LSD1 regulates β-catenin turnover in ESCs. (A) Western blot analysis of nuclear β-catenin protein in CTRL WT and 4 different LSD1 KO ESCs clones. (B) The TCF transcriptional activity of CTRL WT, β-Cat KO and LSD1 KO ESCs is shown as a ratio of TOP-FLASH to FOP-FLASH luciferase-mediated signals, when cultured for 6 h in the presence of Wnt3A. (C) Upon Wnt3A treatment, LSD1 KO ESCs displayed an accelerated turnover rate of nuclear β-catenin compared to CTRL WT ESC, in a time-course CHX treatment.
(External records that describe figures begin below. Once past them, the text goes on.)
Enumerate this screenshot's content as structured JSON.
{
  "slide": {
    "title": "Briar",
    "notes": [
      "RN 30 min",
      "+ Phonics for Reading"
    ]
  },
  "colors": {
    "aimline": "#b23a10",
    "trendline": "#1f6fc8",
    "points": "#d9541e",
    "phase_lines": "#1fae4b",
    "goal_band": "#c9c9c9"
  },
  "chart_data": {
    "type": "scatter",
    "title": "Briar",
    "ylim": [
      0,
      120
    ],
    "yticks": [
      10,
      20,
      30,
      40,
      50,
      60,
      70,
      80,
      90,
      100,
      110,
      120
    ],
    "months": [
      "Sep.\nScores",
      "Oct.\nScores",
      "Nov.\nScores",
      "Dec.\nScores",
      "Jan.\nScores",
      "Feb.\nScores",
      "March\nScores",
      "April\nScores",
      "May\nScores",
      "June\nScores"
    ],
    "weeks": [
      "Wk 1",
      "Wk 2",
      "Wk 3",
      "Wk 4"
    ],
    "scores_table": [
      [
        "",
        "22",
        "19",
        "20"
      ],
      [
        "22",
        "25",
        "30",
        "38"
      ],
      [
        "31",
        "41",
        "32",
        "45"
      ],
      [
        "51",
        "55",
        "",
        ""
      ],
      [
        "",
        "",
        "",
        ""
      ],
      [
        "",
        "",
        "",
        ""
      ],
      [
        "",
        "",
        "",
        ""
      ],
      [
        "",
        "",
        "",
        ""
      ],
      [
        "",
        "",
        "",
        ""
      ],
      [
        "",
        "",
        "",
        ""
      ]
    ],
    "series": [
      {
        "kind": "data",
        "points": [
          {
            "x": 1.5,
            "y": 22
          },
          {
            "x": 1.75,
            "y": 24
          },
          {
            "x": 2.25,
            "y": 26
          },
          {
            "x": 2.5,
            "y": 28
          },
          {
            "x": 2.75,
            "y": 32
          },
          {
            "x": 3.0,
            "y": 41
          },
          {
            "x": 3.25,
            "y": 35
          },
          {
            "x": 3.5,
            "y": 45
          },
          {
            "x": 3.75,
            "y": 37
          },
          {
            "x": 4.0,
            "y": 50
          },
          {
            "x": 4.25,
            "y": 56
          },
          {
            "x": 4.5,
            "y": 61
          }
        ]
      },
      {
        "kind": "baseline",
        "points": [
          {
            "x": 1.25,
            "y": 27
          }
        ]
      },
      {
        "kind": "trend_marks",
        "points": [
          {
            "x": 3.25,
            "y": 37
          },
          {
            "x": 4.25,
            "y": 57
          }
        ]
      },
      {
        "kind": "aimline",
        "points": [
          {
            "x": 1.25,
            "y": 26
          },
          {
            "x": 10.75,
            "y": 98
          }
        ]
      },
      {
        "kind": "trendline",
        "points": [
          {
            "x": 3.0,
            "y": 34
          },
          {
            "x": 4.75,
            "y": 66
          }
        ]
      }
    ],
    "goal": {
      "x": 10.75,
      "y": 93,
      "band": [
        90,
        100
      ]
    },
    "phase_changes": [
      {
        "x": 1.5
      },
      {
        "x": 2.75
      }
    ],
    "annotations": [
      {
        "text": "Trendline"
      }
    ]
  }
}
Values are mean of at least three experiments. ± SEM. **P < 0.01, ***P < 0.001 (Bonferroni test after one way-ANOVA). Rose plots depicting the distribution of mitotic spindle angle orientations in (D) CTRL WT or (E) LSD1 KO ESCs. n = number of cells. (F) ***P< 0.001 in box indicates statistical significance calculated by multiple Kolmogorov-Smirnov tests against CTRL WT ESC dividing with a Wnt3a-beads.